- Abbreviation: PRT
- Founded: 1982
- Dissolved: 1991
- Split from: Tendencia ML
- Labour wing: CIS
- Ideology: Communism Marxism-Leninism-Maoism
- Political position: Far-left
- National affiliation: CGSB

Party flag

= Workers Revolutionary Party of Colombia =

Workers Revolutionary Party of Colombia (Partido Revolucionario de los Trabajadores de Colombia) was a political party in Colombia. The party was founded in 1982. It emerged from the 'Majority' faction of the Marxist-Leninist-Maoist Tendency, a group that had broken away from the Communist Party of Colombia (Marxist-Leninist) in the mid-1970s.

PRT launched armed struggle against government forces. According to official sources, when the PRT militias were demobilized in 1991 the party had around 200 fighters.

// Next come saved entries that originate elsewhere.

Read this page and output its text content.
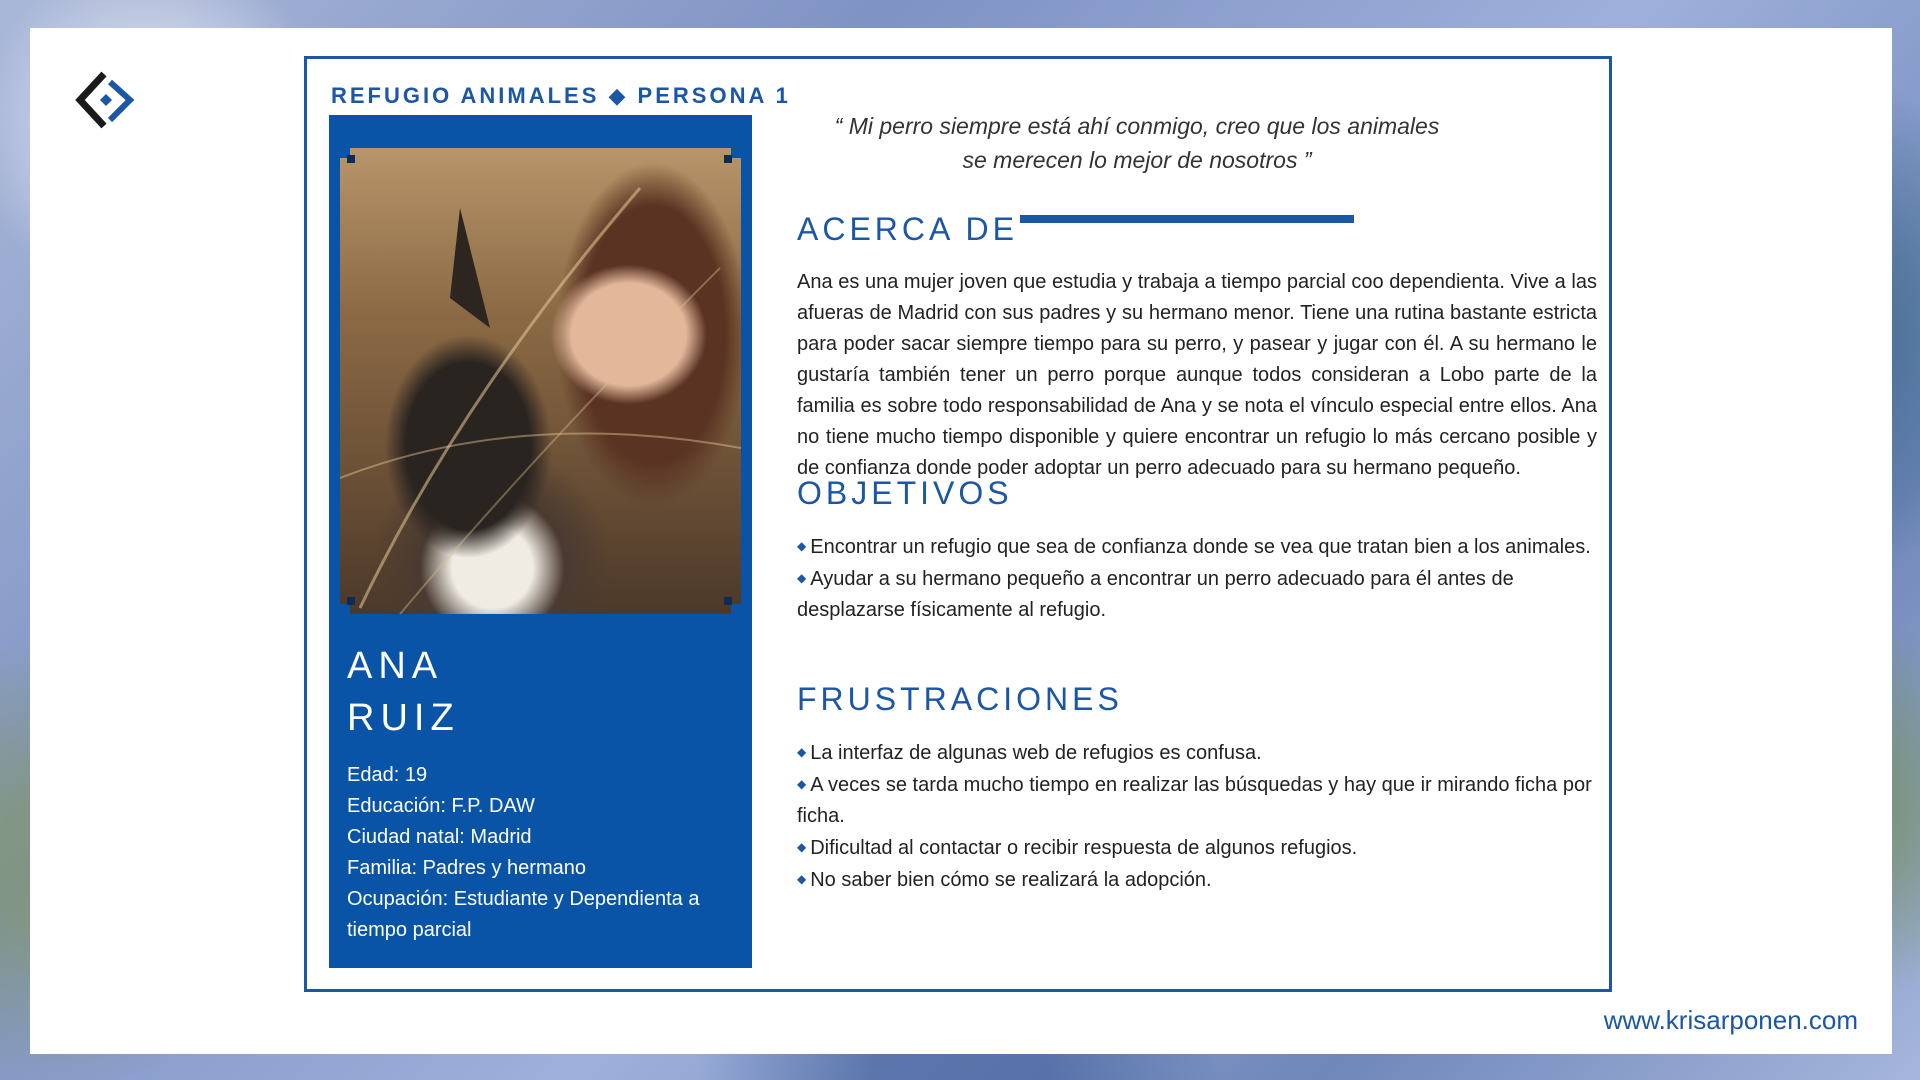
REFUGIO ANIMALES ◆ PERSONA 1
ANA
RUIZ
Edad: 19
Educación: F.P. DAW
Ciudad natal: Madrid
Familia: Padres y hermano
Ocupación: Estudiante y Dependienta a tiempo parcial
“ Mi perro siempre está ahí conmigo, creo que los animales
se merecen lo mejor de nosotros ”
ACERCA DE
Ana es una mujer joven que estudia y trabaja a tiempo parcial coo dependienta. Vive a las afueras de Madrid con sus padres y su hermano menor. Tiene una rutina bastante estricta para poder sacar siempre tiempo para su perro, y pasear y jugar con él. A su hermano le gustaría también tener un perro porque aunque todos consideran a Lobo parte de la familia es sobre todo responsabilidad de Ana y se nota el vínculo especial entre ellos. Ana no tiene mucho tiempo disponible y quiere encontrar un refugio lo más cercano posible y de confianza donde poder adoptar un perro adecuado para su hermano pequeño.
OBJETIVOS
◆ Encontrar un refugio que sea de confianza donde se vea que tratan bien a los animales.
◆ Ayudar a su hermano pequeño a encontrar un perro adecuado para él antes de desplazarse físicamente al refugio.
FRUSTRACIONES
◆ La interfaz de algunas web de refugios es confusa.
◆ A veces se tarda mucho tiempo en realizar las búsquedas y hay que ir mirando ficha por ficha.
◆ Dificultad al contactar o recibir respuesta de algunos refugios.
◆ No saber bien cómo se realizará la adopción.
www.krisarponen.com
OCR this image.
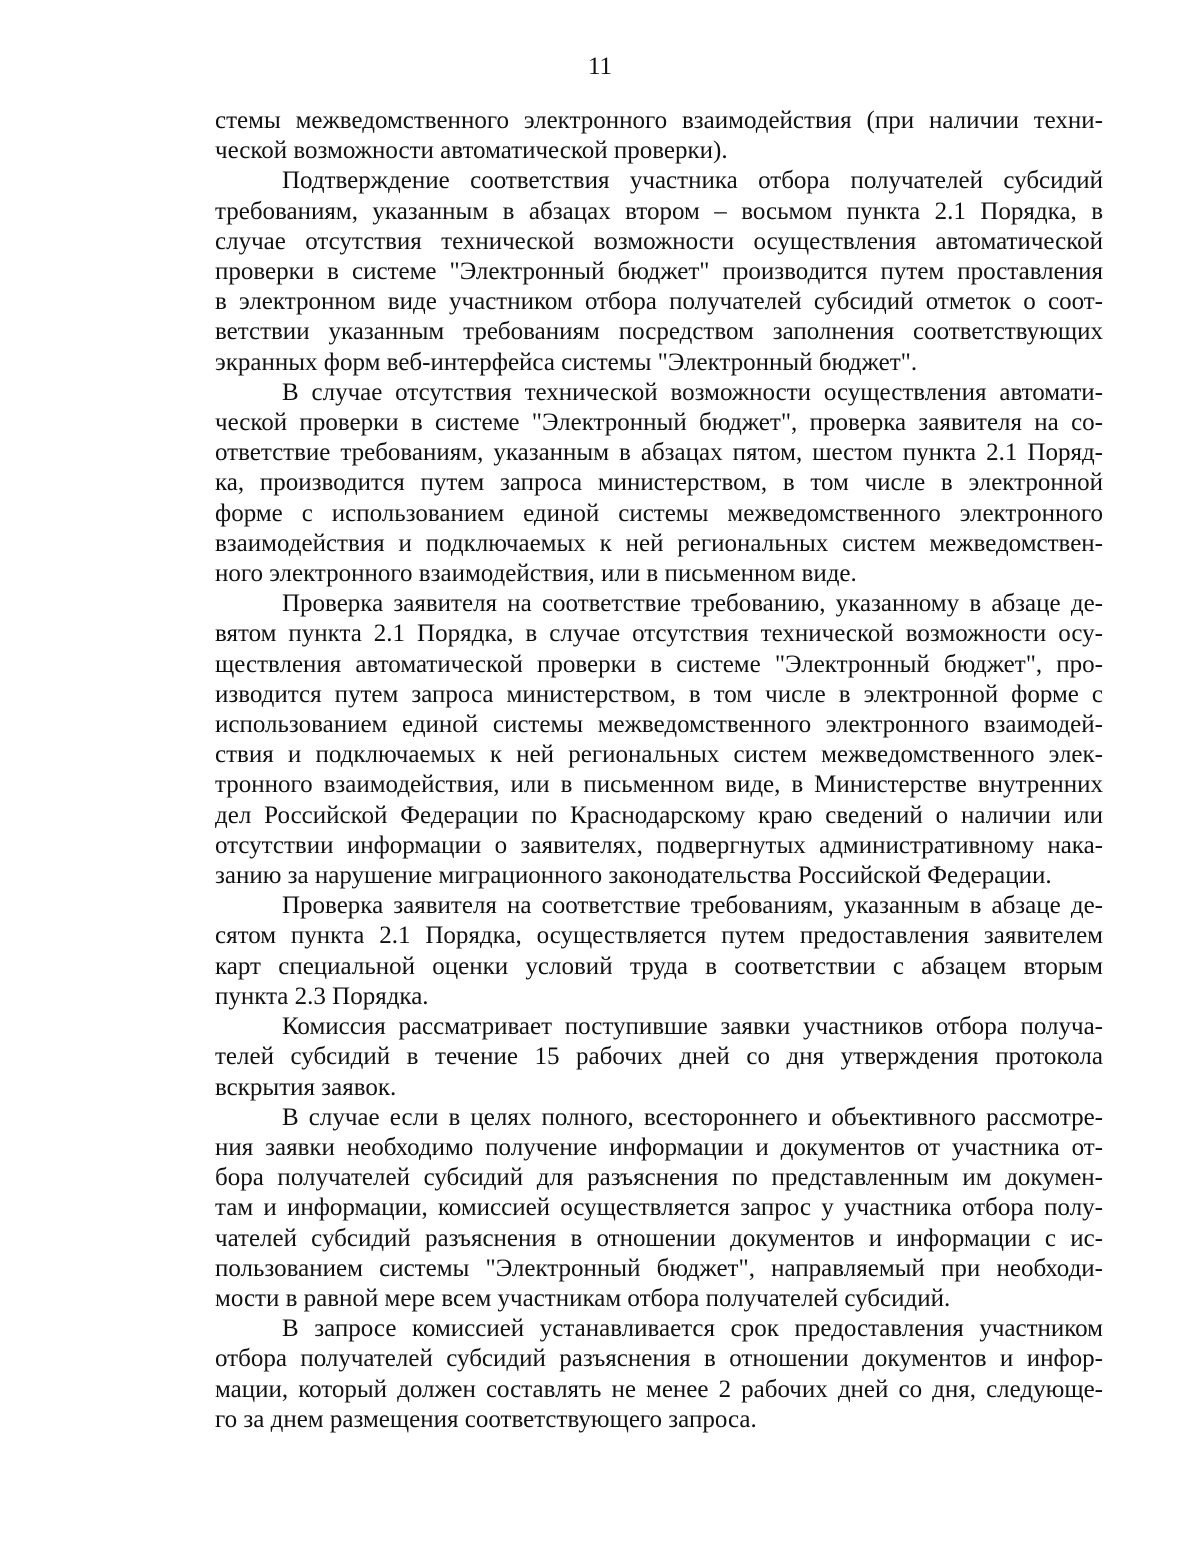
11

стемы межведомственного электронного взаимодействия (при наличии техни-
ческой возможности автоматической проверки).

Подтверждение соответствия участника отбора получателей субсидий
требованиям, указанным в абзацах втором – восьмом пункта 2.1 Порядка, в
случае отсутствия технической возможности осуществления автоматической
проверки в системе "Электронный бюджет" производится путем проставления
в электронном виде участником отбора получателей субсидий отметок о соот-
ветствии указанным требованиям посредством заполнения соответствующих
экранных форм веб-интерфейса системы "Электронный бюджет".

В случае отсутствия технической возможности осуществления автомати-
ческой проверки в системе "Электронный бюджет", проверка заявителя на со-
ответствие требованиям, указанным в абзацах пятом, шестом пункта 2.1 Поряд-
ка, производится путем запроса министерством, в том числе в электронной
форме с использованием единой системы межведомственного электронного
взаимодействия и подключаемых к ней региональных систем межведомствен-
ного электронного взаимодействия, или в письменном виде.

Проверка заявителя на соответствие требованию, указанному в абзаце де-
вятом пункта 2.1 Порядка, в случае отсутствия технической возможности осу-
ществления автоматической проверки в системе "Электронный бюджет", про-
изводится путем запроса министерством, в том числе в электронной форме с
использованием единой системы межведомственного электронного взаимодей-
ствия и подключаемых к ней региональных систем межведомственного элек-
тронного взаимодействия, или в письменном виде, в Министерстве внутренних
дел Российской Федерации по Краснодарскому краю сведений о наличии или
отсутствии информации о заявителях, подвергнутых административному нака-
занию за нарушение миграционного законодательства Российской Федерации.

Проверка заявителя на соответствие требованиям, указанным в абзаце де-
сятом пункта 2.1 Порядка, осуществляется путем предоставления заявителем
карт специальной оценки условий труда в соответствии с абзацем вторым
пункта 2.3 Порядка.

Комиссия рассматривает поступившие заявки участников отбора получа-
телей субсидий в течение 15 рабочих дней со дня утверждения протокола
вскрытия заявок.

В случае если в целях полного, всестороннего и объективного рассмотре-
ния заявки необходимо получение информации и документов от участника от-
бора получателей субсидий для разъяснения по представленным им докумен-
там и информации, комиссией осуществляется запрос у участника отбора полу-
чателей субсидий разъяснения в отношении документов и информации с ис-
пользованием системы "Электронный бюджет", направляемый при необходи-
мости в равной мере всем участникам отбора получателей субсидий.

В запросе комиссией устанавливается срок предоставления участником
отбора получателей субсидий разъяснения в отношении документов и инфор-
мации, который должен составлять не менее 2 рабочих дней со дня, следующе-
го за днем размещения соответствующего запроса.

Apart from its armed struggle PRT maintained an open mass front, the trade union organization Corriente de Integración Sindical.

==Coordination work==
In 1984 PRT entered into the 'Trilateral', a cooperation between the National Liberation Army (ELN), the Revolutionary Integration Movement - Free Fatherland (MIR-PL) and PRT. Amongst other things, the Trilateral resulted in coordination of mass movement activities, leading up the formation of ¡A Luchar! as a joint mass movement. On June 20, 1985, PRT took part in, along with ¡A Luchar!, organizing a national general strike against the policies of the Belisario Betancur government. At the time the National Guerrilla Coordination was born, a coalition consisting of ELN, Popular Liberation Army (EPL), M-19, MIR-PL, Armed Movement Quintín Lame (MAQL), Commando Ricardo Franco (RF) and PRT. With the entry of FARC-EP into the unity work of Colombian guerrilla movements, the National Guerrilla Coordination evolved into the Coordinadora Guerrillera Simón Bolívar in September 1987. Founding members of CGSB were EPL, UC-ELN, FARC-EP, MAQL, M-19 and PRT.

==Peace Treaty==
In December 1990, president Virgilio Barco expressed willingness to hold peace talks with PRT. Talks were initiated between the Colombian government and PRT. On December 28 an accord was signed between the government and PRT. On January 25, 1991, a final peace treaty was signed in Don Gabriel, Ovejas municipality, Sucre, between the government and PRT. It stipulated, amongst other things, that:
- PRT would become a legal political party
- PRT would gain representation in the Constituent Assembly. The party was given one seat in the assembly, but without vote.
- A TV programme of the party would be broadcast
- PRT would get a full page ad in 2 national newspapers and 4 regional newspapers, as well half-page ads in 1 national newspaper and 3 regional newspapers.
- Government would pay for an office for PRT in Bogotá
- An armoured car for the PRT spokesperson in the Constituent Assembly, four bodyguards and 14 bulletproof vests for the PRT leadership.
- Government would finance the building of five Casas por la Vida, in Bogotá, Barranquilla, Medellín, Sincelejo and one additional location.
- A fund of 300 million pesos would be allocated for projects in the conflict areas of PRT. A joint government-PRT commission would oversee the distribution of the funds.
- Subsidy for upkeep, health and education would be given to demobilized PRT fighters, through a fund.
- An Indigenous Police force would be formed within the Colombian National Police.

On behalf of the PRT the peace treaty was signed by Valentín González, Sergio Sierra, Pablo Roncallo, Rafael González and Ernesto Falla.

The weaponry of PRT was destroyed at a ceremony on January 26.

==Aftermath==
Even though the peace treaty specified that PRT would reorganize themselves as a legal political party, such a move never occurred. Instead some members of PRT joined M-19. Rather than organizing party work, PRT cadres became active in social organizations, primarily focus on human rights and peace promotion, in Bolívar and Sucre.